Officials warned that as much as 10 per cent of the $706.8 million four-year cost of the policy would simply line the pockets of big businesses thanks to many pharmacies like the Australian-owned Chemist Warehouse and Countdown chains which currently pay the $5 charge, offering free prescriptions to get people through the door (a third chain, the NZ-owned Bargain Chemist, also pays the charges, but was not mentioned in the report).
Treasury warned this 10 per cent figure was an informal number.
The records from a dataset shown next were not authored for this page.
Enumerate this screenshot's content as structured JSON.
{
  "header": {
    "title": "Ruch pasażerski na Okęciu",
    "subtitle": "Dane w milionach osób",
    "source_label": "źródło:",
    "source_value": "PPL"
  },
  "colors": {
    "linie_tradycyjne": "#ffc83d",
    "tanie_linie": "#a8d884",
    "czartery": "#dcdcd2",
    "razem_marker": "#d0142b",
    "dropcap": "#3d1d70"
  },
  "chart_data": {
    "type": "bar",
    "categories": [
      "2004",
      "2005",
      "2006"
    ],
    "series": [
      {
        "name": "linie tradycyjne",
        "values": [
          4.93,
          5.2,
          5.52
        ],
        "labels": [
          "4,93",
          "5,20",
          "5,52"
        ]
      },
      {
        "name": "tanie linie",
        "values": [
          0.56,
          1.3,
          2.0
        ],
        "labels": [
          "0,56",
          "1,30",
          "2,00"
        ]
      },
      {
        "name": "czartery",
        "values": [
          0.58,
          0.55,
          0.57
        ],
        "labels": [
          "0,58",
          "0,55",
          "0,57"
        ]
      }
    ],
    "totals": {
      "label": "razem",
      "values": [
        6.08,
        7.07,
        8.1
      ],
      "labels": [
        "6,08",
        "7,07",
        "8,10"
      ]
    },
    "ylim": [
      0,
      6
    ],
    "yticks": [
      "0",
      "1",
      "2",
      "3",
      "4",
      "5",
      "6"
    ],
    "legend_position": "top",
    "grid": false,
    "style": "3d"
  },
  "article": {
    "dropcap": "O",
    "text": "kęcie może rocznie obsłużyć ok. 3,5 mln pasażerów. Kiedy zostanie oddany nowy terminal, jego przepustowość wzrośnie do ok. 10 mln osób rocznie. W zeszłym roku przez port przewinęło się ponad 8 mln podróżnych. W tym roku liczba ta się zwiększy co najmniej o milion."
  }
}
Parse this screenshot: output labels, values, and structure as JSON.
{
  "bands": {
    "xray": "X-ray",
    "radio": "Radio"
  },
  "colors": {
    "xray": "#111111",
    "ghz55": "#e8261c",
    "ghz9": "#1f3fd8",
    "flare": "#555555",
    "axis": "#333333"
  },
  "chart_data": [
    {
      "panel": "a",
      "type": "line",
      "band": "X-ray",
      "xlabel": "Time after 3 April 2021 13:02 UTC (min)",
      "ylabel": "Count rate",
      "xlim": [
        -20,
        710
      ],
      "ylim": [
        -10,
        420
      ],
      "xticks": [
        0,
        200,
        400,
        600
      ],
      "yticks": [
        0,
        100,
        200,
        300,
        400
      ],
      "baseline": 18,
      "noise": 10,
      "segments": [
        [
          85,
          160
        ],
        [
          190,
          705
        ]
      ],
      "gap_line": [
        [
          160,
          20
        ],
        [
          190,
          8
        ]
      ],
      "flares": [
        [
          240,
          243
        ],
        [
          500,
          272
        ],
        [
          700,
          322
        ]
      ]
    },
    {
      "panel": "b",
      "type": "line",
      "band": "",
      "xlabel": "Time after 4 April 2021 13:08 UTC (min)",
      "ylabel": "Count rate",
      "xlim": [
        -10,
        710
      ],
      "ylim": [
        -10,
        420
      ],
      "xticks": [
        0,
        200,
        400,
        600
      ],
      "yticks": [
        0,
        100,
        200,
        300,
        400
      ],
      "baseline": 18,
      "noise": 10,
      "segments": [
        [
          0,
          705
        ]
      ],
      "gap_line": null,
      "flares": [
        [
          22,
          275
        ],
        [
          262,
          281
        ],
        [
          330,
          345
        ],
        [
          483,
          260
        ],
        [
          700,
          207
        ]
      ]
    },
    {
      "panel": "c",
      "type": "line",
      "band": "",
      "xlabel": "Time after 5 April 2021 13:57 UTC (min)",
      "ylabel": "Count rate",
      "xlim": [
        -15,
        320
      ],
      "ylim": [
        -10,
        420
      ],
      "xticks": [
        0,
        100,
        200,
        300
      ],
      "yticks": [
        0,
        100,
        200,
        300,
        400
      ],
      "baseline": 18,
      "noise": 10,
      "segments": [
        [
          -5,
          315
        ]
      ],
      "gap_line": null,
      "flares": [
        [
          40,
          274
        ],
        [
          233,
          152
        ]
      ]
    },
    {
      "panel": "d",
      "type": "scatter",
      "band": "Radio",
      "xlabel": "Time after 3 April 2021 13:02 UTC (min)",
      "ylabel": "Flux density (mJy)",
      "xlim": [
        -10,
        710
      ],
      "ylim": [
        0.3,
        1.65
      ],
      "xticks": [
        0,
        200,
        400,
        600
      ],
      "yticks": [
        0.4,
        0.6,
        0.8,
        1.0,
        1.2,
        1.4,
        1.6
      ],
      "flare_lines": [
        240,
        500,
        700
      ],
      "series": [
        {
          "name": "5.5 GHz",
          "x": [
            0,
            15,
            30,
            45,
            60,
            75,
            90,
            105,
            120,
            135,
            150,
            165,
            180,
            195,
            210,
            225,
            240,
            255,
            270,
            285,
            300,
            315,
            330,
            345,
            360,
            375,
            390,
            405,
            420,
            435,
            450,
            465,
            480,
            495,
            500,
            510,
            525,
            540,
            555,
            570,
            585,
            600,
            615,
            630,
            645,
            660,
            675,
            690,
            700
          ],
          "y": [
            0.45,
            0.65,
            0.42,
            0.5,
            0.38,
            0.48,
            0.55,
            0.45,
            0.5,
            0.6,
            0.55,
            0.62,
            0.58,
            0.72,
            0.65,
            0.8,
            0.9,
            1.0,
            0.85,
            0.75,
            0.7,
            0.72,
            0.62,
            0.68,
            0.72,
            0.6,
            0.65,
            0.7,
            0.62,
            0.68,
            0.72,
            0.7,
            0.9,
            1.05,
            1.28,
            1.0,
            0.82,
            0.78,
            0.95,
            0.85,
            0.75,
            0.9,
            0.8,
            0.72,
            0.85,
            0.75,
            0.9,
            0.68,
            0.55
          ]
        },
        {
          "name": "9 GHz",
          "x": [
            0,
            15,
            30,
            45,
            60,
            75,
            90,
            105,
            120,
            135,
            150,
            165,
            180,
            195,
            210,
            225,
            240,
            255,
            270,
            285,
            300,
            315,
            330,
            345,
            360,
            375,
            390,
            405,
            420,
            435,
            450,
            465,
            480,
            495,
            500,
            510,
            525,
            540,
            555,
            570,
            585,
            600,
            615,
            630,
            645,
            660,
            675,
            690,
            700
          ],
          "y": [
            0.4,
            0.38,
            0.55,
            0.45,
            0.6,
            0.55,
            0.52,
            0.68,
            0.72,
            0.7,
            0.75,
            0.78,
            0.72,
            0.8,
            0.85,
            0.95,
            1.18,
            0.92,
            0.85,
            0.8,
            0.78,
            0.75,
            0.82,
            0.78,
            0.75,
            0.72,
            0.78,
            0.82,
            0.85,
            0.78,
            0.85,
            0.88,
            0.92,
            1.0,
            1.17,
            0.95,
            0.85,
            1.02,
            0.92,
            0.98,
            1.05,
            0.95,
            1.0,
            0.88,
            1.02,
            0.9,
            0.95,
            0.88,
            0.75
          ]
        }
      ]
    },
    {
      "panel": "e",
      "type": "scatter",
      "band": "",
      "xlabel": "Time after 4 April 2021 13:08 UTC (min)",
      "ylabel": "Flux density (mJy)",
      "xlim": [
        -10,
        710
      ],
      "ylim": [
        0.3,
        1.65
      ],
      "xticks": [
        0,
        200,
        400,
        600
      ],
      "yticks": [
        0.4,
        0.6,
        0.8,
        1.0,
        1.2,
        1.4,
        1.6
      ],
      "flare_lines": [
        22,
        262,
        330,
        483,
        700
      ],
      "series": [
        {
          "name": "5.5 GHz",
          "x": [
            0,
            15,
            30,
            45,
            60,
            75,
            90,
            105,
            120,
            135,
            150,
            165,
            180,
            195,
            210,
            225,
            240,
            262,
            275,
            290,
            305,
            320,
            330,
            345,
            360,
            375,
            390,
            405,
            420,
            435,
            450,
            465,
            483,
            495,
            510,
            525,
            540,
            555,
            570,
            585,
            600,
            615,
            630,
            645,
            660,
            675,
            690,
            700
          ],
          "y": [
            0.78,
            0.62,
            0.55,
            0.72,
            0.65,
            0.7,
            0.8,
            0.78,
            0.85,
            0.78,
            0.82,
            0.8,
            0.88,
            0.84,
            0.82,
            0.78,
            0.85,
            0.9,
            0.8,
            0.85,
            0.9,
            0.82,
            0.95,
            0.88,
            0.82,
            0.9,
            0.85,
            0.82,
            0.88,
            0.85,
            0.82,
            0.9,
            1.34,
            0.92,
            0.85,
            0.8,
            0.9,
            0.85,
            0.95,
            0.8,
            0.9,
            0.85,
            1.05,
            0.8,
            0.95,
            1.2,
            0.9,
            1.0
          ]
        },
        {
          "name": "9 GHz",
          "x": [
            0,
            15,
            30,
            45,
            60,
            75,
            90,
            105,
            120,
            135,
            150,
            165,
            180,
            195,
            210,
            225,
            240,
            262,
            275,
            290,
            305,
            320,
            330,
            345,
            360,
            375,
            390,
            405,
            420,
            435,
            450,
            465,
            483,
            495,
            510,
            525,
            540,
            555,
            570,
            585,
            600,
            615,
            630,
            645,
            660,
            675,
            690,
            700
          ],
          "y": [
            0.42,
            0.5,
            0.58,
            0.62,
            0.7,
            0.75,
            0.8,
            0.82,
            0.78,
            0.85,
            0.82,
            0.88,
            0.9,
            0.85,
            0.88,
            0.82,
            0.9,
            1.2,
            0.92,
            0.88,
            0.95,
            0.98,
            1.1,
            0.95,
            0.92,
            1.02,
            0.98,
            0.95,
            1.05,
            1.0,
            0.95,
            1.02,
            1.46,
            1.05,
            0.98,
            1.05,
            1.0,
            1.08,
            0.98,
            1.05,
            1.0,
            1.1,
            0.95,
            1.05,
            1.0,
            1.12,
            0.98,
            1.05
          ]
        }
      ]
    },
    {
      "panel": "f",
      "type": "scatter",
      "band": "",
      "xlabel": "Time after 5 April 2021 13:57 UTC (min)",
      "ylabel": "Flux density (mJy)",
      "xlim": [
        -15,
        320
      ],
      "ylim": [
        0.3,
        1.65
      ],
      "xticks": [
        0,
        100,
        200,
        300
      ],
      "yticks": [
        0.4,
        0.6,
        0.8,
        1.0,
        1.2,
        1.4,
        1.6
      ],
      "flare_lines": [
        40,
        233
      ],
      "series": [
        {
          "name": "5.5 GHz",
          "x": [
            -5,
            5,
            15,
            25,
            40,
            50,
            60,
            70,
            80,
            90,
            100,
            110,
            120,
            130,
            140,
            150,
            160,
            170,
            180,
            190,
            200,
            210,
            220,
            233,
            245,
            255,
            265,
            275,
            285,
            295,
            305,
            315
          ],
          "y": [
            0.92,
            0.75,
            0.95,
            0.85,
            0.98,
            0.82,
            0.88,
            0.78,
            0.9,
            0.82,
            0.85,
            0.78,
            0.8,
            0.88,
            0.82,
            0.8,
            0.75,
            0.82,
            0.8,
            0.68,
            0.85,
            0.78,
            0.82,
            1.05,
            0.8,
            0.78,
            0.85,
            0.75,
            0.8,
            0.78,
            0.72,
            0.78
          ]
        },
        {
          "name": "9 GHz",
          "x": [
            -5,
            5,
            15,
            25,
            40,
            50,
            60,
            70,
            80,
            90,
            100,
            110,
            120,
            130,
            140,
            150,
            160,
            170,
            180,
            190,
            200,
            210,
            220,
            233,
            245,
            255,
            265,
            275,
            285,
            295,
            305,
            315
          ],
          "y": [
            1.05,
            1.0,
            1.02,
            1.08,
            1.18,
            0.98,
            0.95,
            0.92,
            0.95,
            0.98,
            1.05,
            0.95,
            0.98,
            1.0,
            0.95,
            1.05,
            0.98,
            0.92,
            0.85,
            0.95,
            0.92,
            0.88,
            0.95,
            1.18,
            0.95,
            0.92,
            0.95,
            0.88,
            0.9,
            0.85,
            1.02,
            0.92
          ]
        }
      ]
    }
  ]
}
The Herald confirmed no formal number was ever calculated.
When asked when the idea for removing the prescription charge appeared on the radar, a spokesperson for Health Minister Ayesha Verrall said it was introduced after Verrall became Health Minister on February 1 this year.
“[Y]ou may recall she has spoken at length about how it was important to her after her time as a doctor, seeing first hand the struggle some patients faced given the cost to collect their medicine,” the spokesperson said.
Act leader David Seymour said the quantum of money heading to the big box chemists made him “so angry”.
“It makes me so angry that they get the honour of governing New Zealand, but they are so reckless with taxpayers’ money and with citizens’ health,” Seymour said.
“We’ve pointed out a number of better alternatives,” he said.
Seymour said he thought the $700m would be better spent on GPs capitation payments, incentivising more people to enter the profession, which he believed were the real barrier to people getting prescriptions filled out, not the $5 prescription charge.
He also said the money could also go to lifting Pharmac’s purchasing budget, funding more medicines.
The documents show how late in the piece the pharmaceutical policy was conceived.
The Budget process typically begins in the middle of the year prior to it being delivered, with early bids going in before Christmas.
This policy appears to have been costed far later than that, with the only documentation relating to it dated March 31 2023, a fortnight before the Budget was signed off by Cabinet on April 11.
It also dates the costing of the prescription policy to the fortnight in which the Government decided to kill its tax plan, which would have given a tax cut of about $1000 to most of New Zealand’s four million taxpayers.
The costing email said:
“A number of large commercial providers have already removed co-payments for prescriptions (e.g. Countdown, Chemist Warehouse).
“We do not have a good understanding of what percentage of this funding would go to businesses already absorbing the cost of co-payments. We’ve heard informally that 10% of this funding could be passed on to relieve cost for business, not New Zealanders (although further work from the Ministry of Health would be required to confirm this),” officials said.
They said the Government may want to “consider targeting funding to reflect this [the fact some companies already offered free prescriptions]”.
A spokesperson for the “Ministry of Health does not know how many businesses were already absorbing the cost so no updated figure.
“The Ministry advised 3 million people would be helped by the prescription co-payment removal, including 770,000 over the age of 65, and that 135,000 people did not collect their prescriptions due to cost last year,” they said.
The email went on to say the Ministry of Health had not been able to work out how much money it would save from the Disability Allowance and high-use healthcare card programmes by making prescriptions free. Those two programmes already subsidise prescriptions. Removing the charge for all $5 prescriptions would mean some funding for those two schemes was no longer needed and could be used to fund the cost of removing prescription charges.